Parks were another one of Baugh’s top priorities. She said older areas of Manatee County have plenty of parks, but the northern and eastern parts of the county could use more amenities, such as pickleball courts and skate parks. Baugh said building an aquatic center as part of the expansion around Premier Sports Campus should take place as soon as possible.
“We don’t have a pool for our kids to be able to use for swim practice, for swim meets,” Baugh said.
Another item she would like to see quickly move forward as part of the Premier expansion is Lakewood Ranch’s library.
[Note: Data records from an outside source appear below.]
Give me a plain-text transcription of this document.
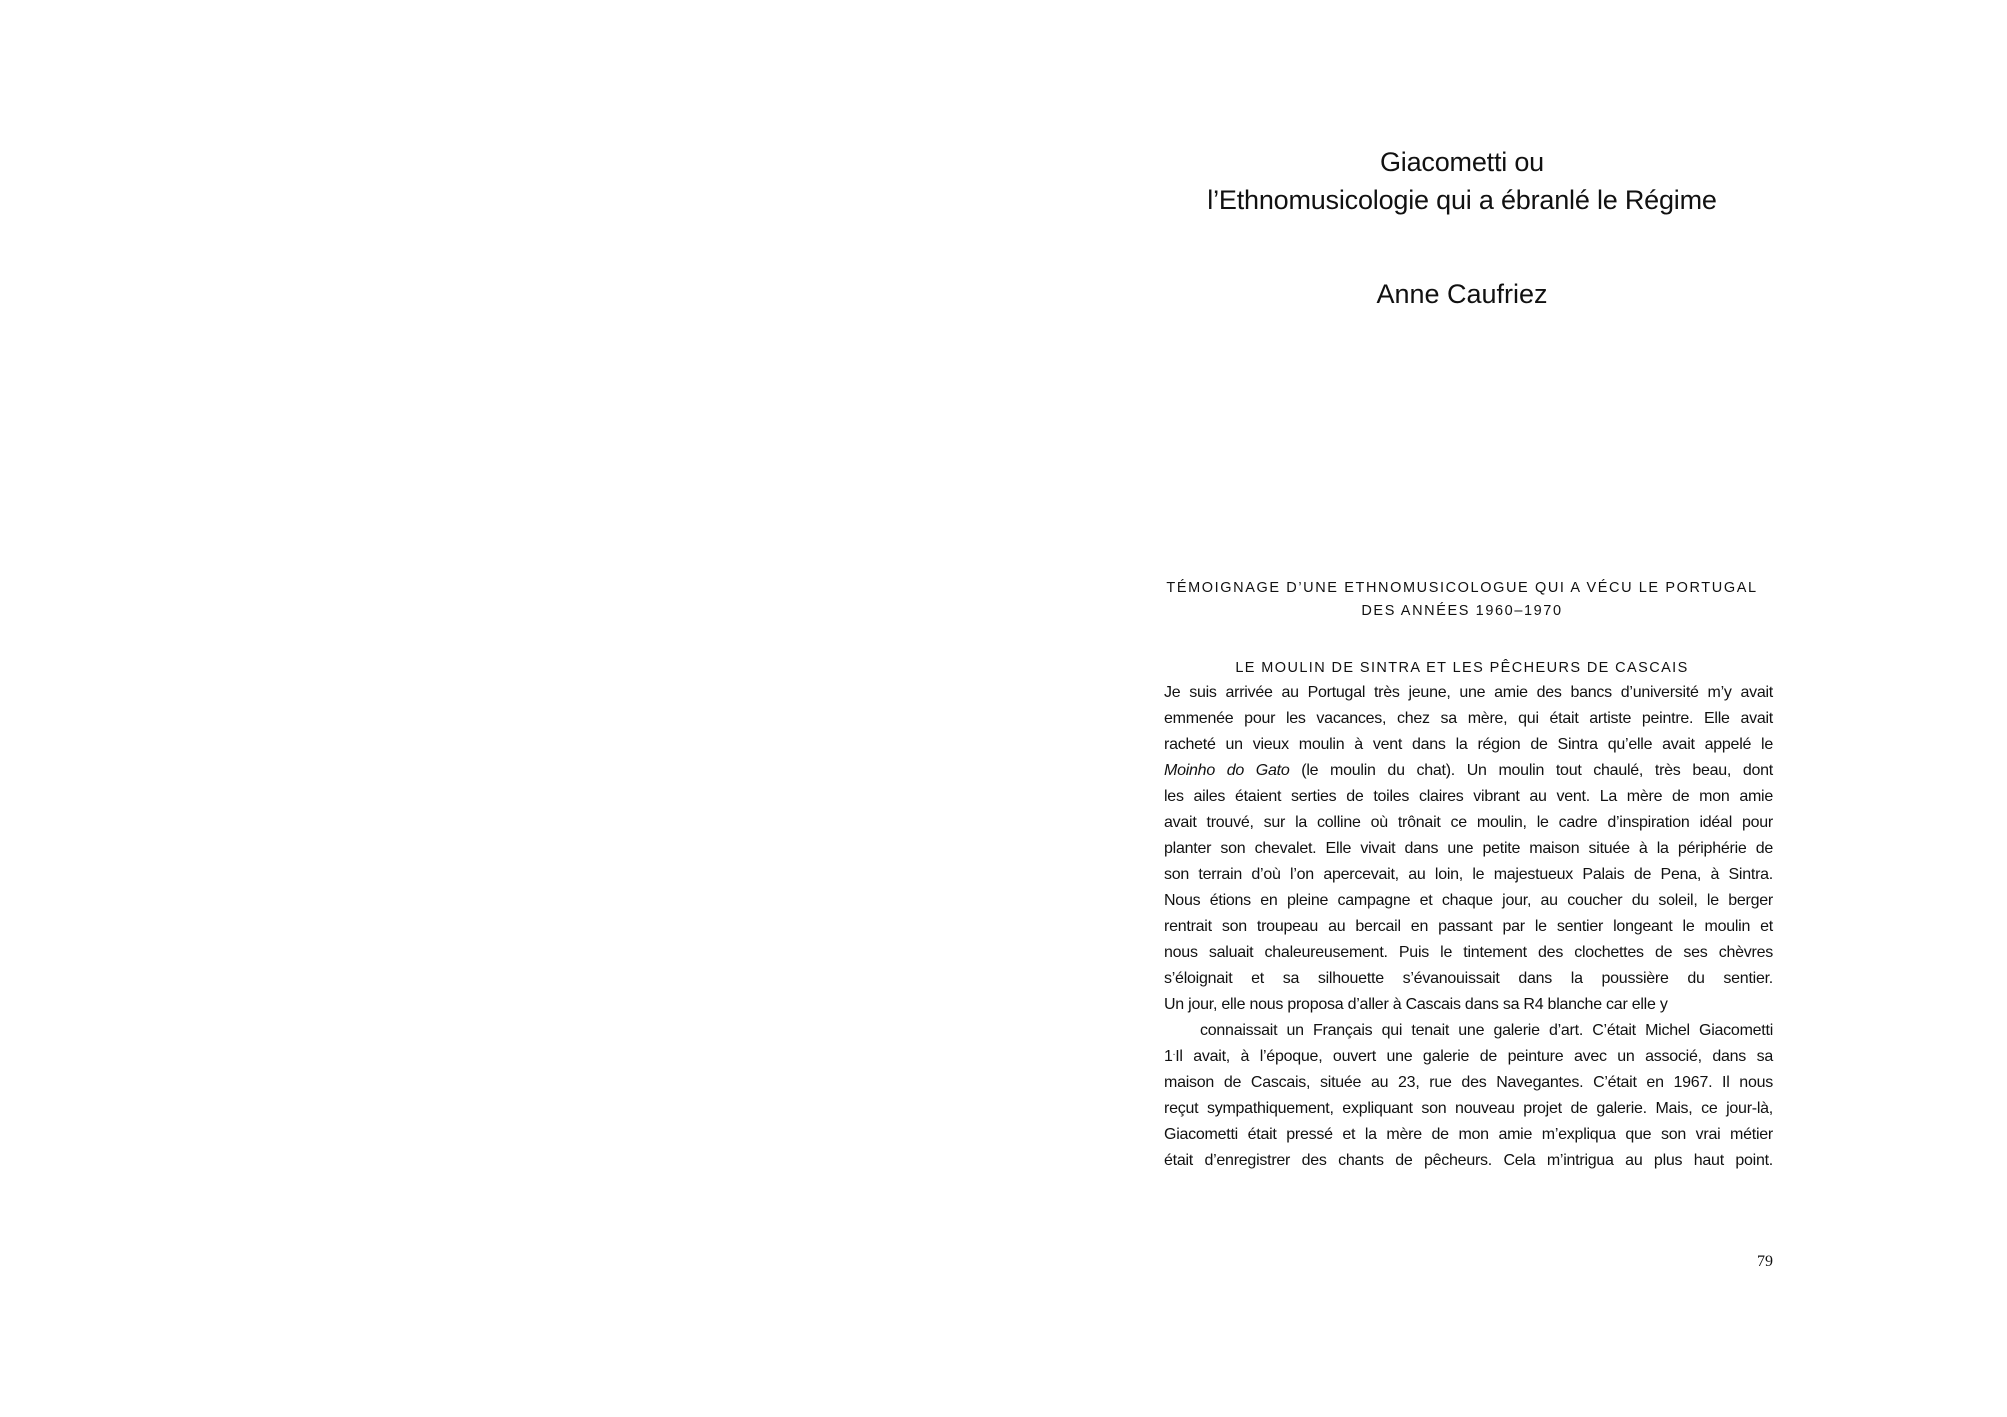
Giacometti ou
l’Ethnomusicologie qui a ébranlé le Régime
Anne Caufriez
TÉMOIGNAGE D’UNE ETHNOMUSICOLOGUE QUI A VÉCU LE PORTUGAL
DES ANNÉES 1960–1970
LE MOULIN DE SINTRA ET LES PÊCHEURS DE CASCAIS
Je suis arrivée au Portugal très jeune, une amie des bancs d’université m’y avait
emmenée pour les vacances, chez sa mère, qui était artiste peintre. Elle avait
racheté un vieux moulin à vent dans la région de Sintra qu’elle avait appelé le
Moinho do Gato (le moulin du chat). Un moulin tout chaulé, très beau, dont
les ailes étaient serties de toiles claires vibrant au vent. La mère de mon amie
avait trouvé, sur la colline où trônait ce moulin, le cadre d’inspiration idéal pour
planter son chevalet. Elle vivait dans une petite maison située à la périphérie de
son terrain d’où l’on apercevait, au loin, le majestueux Palais de Pena, à Sintra.
Nous étions en pleine campagne et chaque jour, au coucher du soleil, le berger
rentrait son troupeau au bercail en passant par le sentier longeant le moulin et
nous saluait chaleureusement. Puis le tintement des clochettes de ses chèvres
s’éloignait et sa silhouette s’évanouissait dans la poussière du sentier.
Un jour, elle nous proposa d’aller à Cascais dans sa R4 blanche car elle y
connaissait un Français qui tenait une galerie d’art. C’était Michel Giacometti
1.Il avait, à l’époque, ouvert une galerie de peinture avec un associé, dans sa
maison de Cascais, située au 23, rue des Navegantes. C’était en 1967. Il nous
reçut sympathiquement, expliquant son nouveau projet de galerie. Mais, ce jour-là,
Giacometti était pressé et la mère de mon amie m’expliqua que son vrai métier
était d’enregistrer des chants de pêcheurs. Cela m’intrigua au plus haut point.
79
She said people use libraries today for internet access as much as anything, and building one at Premier would benefit people in the eastern stretches of the county, such as Myakka City.
Satcher also listed parks as one of his top three priorities. He would like to see one built between North River Ranch and Parrish and another one near Rye River Road.
“We want to make it where people can have somewhere to go to enjoy this beautiful county and the environment and play and enjoy where they're at,” Satcher said.
Kruse would like to see the county take a look at moving forward on a countywide trail system, a project that Parks and Natural Resources Director Charlie Hunsicker has been working on for 25 years. Kruse said the only trails in the county that aren’t located within a preserve are the ones built in Lakewood Ranch by Schroeder-Manatee Ranch.
Baugh and Whitmore said they also wanted to focus on the issue of red tide. Baugh said the only things the county can do at this point are keep the beaches clean and try to round up dead fish before they reach the shore. Whitmore said another reason to remove dead fish as soon as possible is to prevent them from sinking to the bottom of the ocean, decaying and killing sea grass, which can disrupt the ecosystem.
With COVID-19 once again rising in Manatee County thanks in part to the more infectious delta variant, Whitmore said keeping citizens safe from the virus is one of her top priorities. She said people are capable of making their own decisions, but she at least wants the county to work on making sure everyone has as much information as possible.